Rice Design Alliance is holding its 2018 architecture tour April 7-8 and publishing this series of edited interviews on the theme "Balance: Celebrating Women in Design." L. Barry Davidson leads L. Barry Davidson Architects. She is a featured architect on the upcoming architecture tour for her design of 3720 Tangley.

Cite: How did you come to architecture and design?

L. Barry Davidson: I was always visually oriented and had always thought I would do something in the arts, or something that had to do with the environment but I didn’t know it would be architecture. My mother was an aesthete and my father was an engineer so it made it easier for me to blend those two things. I was at an art history class at Mt. Holyoke College where I went for undergraduate school. They were discussing the Parthenon. The professor made it so exciting. I remember thinking, that’s what I can do. That’s what I’d like to do. It was like Paul getting thrown off the horse. It was a revelation to realize that I had come up with a combination of what I thought my meager talents were. In any case, it worked out. I stayed in undergraduate school and finished a bachelor of arts, but went on to get a masters in architecture.

3720 Tangley. Photo: Miro Dvorscak.

 

Cite: Tell us about your early career.

LBD: Well, I worked for firms, I worked for three international and I worked for Lloyd Jones Brewer. I kept realizing I wanted to start a family. I was young, I was in my late 20s. I felt that I would have a lot more freedom if I had my own business. And my father had always had his own engineering firm and seemed to thrive in it. I am kind of bossy and like to tell people what to do so I felt like it would be an appropriate use of my bossiness to run the show myself. I started to do projects on the side, with my firm’s knowledge, and did some projects for my brother, and did another project for my father, and then realized I had enough work to go out on my own — forty years ago to this year. I’m in an anniversary year.
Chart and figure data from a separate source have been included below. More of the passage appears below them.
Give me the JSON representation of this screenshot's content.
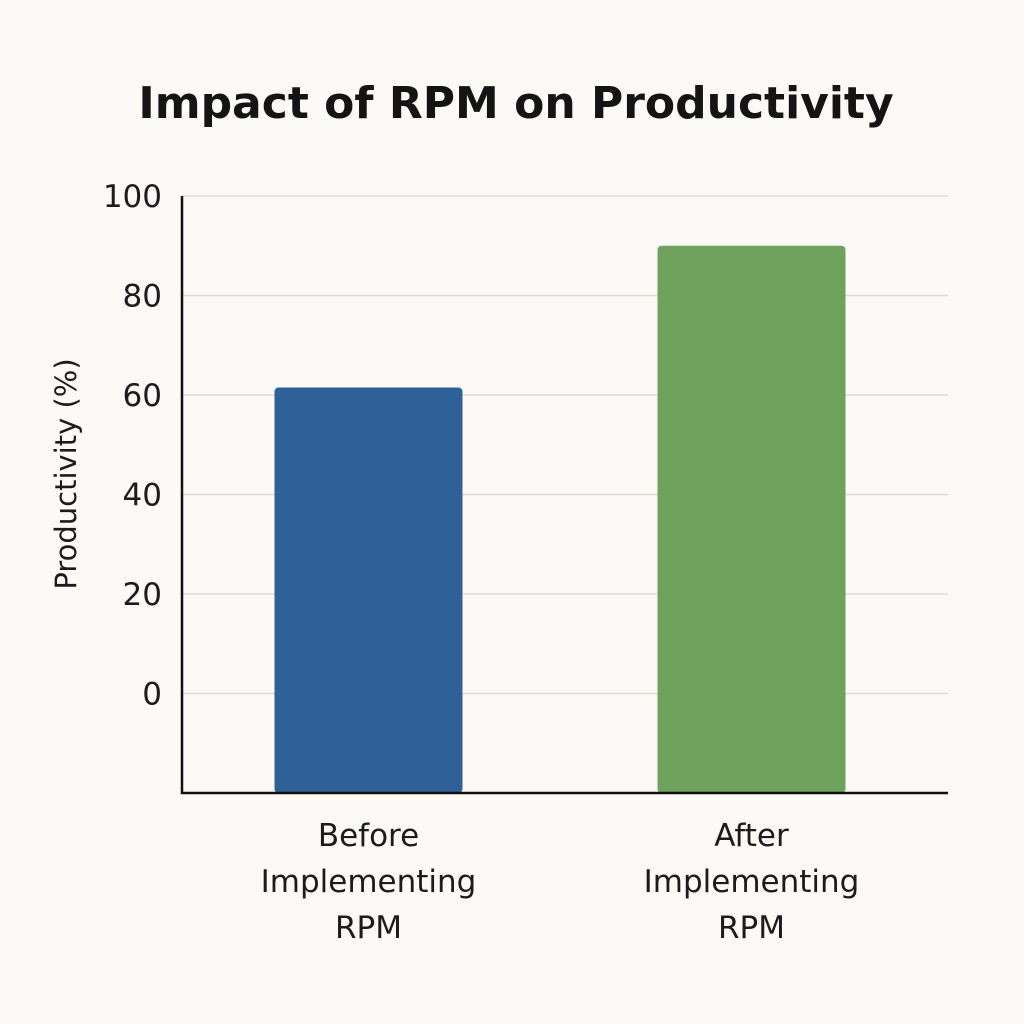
{
  "chart_data": {
    "type": "bar",
    "title": "Impact of RPM on Productivity",
    "xlabel": "",
    "ylabel": "Productivity (%)",
    "ylim": [
      -20,
      100
    ],
    "yticks": [
      0,
      20,
      40,
      60,
      80,
      100
    ],
    "grid": true,
    "categories": [
      [
        "Before",
        "Implementing",
        "RPM"
      ],
      [
        "After",
        "Implementing",
        "RPM"
      ]
    ],
    "values": [
      61.5,
      90
    ],
    "colors": [
      "#2f6199",
      "#6fa35d"
    ]
  }
}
Cite: Could you speak to being a woman in the architecture discipline?

LBD: The biggest obstacle was that when you go to the job site. Back then it was unusual for a woman to be the architect. It made me very self-conscious because you have so much to learn when you are young about actual construction. You learn a lot about design in graduate school but you don’t learn that much about construction until you observe a job site. So I found it awkward and I found it challenging to force myself to go out there and say what I thought, to have the confidence to say, this isn’t the way it was drawn, let’s look at the plans. So I think being a woman in that environment was difficult because all the general contractors and all the subcontractors were men, as well as most of the other architects for that matter.

3720 Tangley. Photo: Miro Dvorscak.

 

Cite: The theme of the Rice Design Alliance tour is “Balance.” What does that word mean to you?

LBD: Personally it means you can balance your professional life with your personal life because I think women are typically the nurturers in society and certainly in the family, to a large degree. Practicing architecture is very hard work, and yet you still be have your composure everyday, your sense of what is really important at the end of the day, still have a philosophical bent on life, where you can appreciate beauty and where you can appreciate the people around you, and take joy in things other than architecture. I certainly have gotten inspiration from so many things other than architecture in order to do architecture. If you took no time to appreciate those things, you would be bereft. You would really have loss if you didn’t fill your life with other meaningful aspects. That’s what balance means to me.